Paris: The destruction by Islamic State jihadists of two key cultural sites in Syria’s ancient city of Palmyra is a “war crime”, UNESCO said Friday.
“This destruction is a new war crime and an immense loss for the Syrian people and for humanity,” Irina Bokova, director general of the UN cultural agency, said in a statement following reports that IS destroyed Palmyra’s tetrapylon monument and the facade of the city’s Roman amphitheatre.
“This new blow against cultural heritage… shows that cultural cleansing led by violent extremists is seeking to destroy both human lives and historical monuments in order to deprive the Syrian people of its past and its future,” Bokova said.
IS recaptured Palmyra, a UNESCO World Heritage site, from government forces on December 11 and the new devastation reportedly occurred earlier this month.
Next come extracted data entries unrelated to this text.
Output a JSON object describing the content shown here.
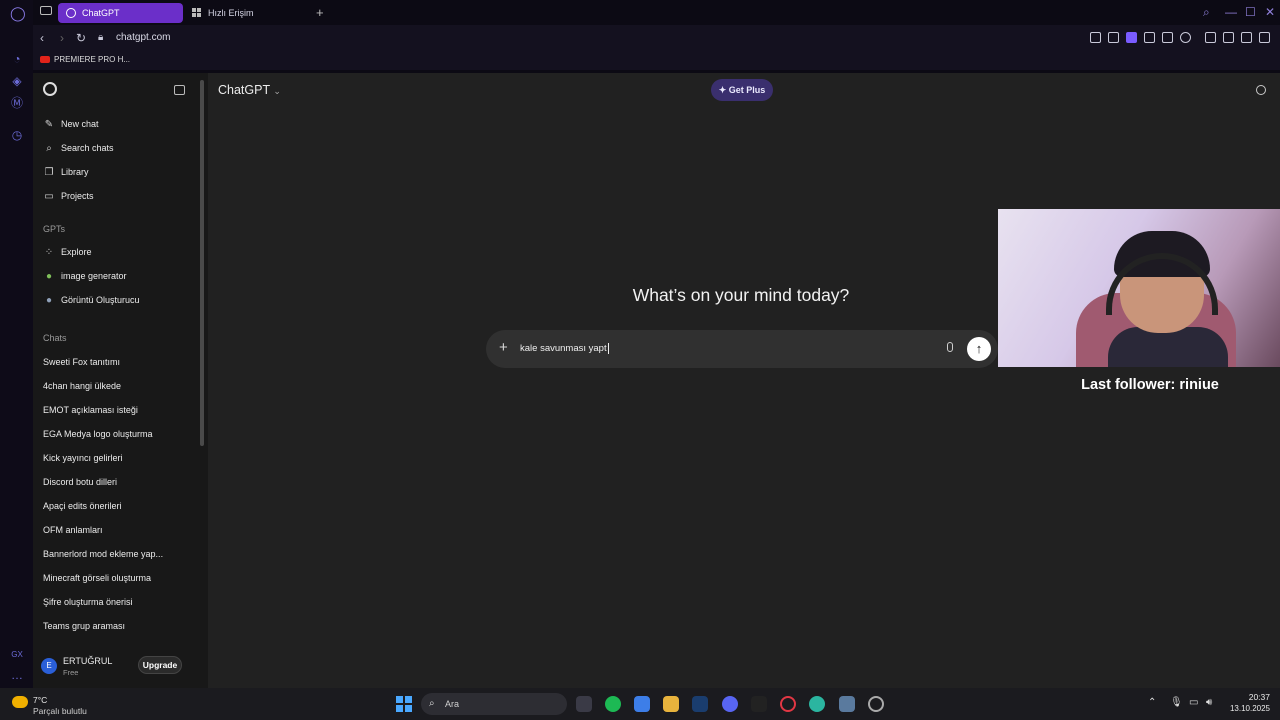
{
  "browser": {
    "tabs": [
      {
        "label": "ChatGPT",
        "active": true
      },
      {
        "label": "Hızlı Erişim",
        "active": false
      }
    ],
    "url": "chatgpt.com",
    "bookmarks": [
      {
        "label": "PREMIERE PRO H..."
      }
    ]
  },
  "sidebar": {
    "primary": [
      {
        "label": "New chat",
        "icon": "edit-icon"
      },
      {
        "label": "Search chats",
        "icon": "search-icon"
      },
      {
        "label": "Library",
        "icon": "library-icon"
      },
      {
        "label": "Projects",
        "icon": "folder-icon"
      }
    ],
    "gpts_heading": "GPTs",
    "gpts": [
      {
        "label": "Explore",
        "icon": "grid-icon"
      },
      {
        "label": "image generator",
        "icon": "gpt-avatar-icon"
      },
      {
        "label": "Görüntü Oluşturucu",
        "icon": "gpt-avatar-icon"
      }
    ],
    "chats_heading": "Chats",
    "chats": [
      "Sweeti Fox tanıtımı",
      "4chan hangi ülkede",
      "EMOT açıklaması isteği",
      "EGA Medya logo oluşturma",
      "Kick yayıncı gelirleri",
      "Discord botu dilleri",
      "Apaçi edits önerileri",
      "OFM anlamları",
      "Bannerlord mod ekleme yap...",
      "Minecraft görseli oluşturma",
      "Şifre oluşturma önerisi",
      "Teams grup araması"
    ],
    "user": {
      "initial": "E",
      "name": "ERTUĞRUL",
      "plan": "Free",
      "upgrade_label": "Upgrade"
    }
  },
  "main": {
    "model": "ChatGPT",
    "get_plus": "Get Plus",
    "headline": "What’s on your mind today?",
    "composer": {
      "value": "kale savunması yapt"
    }
  },
  "overlay": {
    "follower_text": "Last follower: riniue"
  },
  "taskbar": {
    "temperature": "7°C",
    "condition": "Parçalı bulutlu",
    "search_placeholder": "Ara",
    "time": "20:37",
    "date": "13.10.2025"
  },
  "colors": {
    "accent": "#6b2fc9",
    "get_plus_bg": "#3a2f6e",
    "main_bg": "#212121",
    "sidebar_bg": "#181818"
  }
}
The tetrapylon, built during the rule of the Roman Emperor Diocletian in the third century, consisted of four sets of four pillars each supporting massive stone cornices.
The monument had suffered considerable damage over the centuries and only one of the 16 pillars was still standing in its original Egyptian pink granite. The rest were cement replicas erected in 1963.
The Roman amphitheatre dates to the first century and was used by IS for public executions during its occupation of the city between May 2015 and March 2016.
Before being forced out of Palmyra in a Russian-backed offensive in March, IS razed world-famous temples and tower tombs at the site.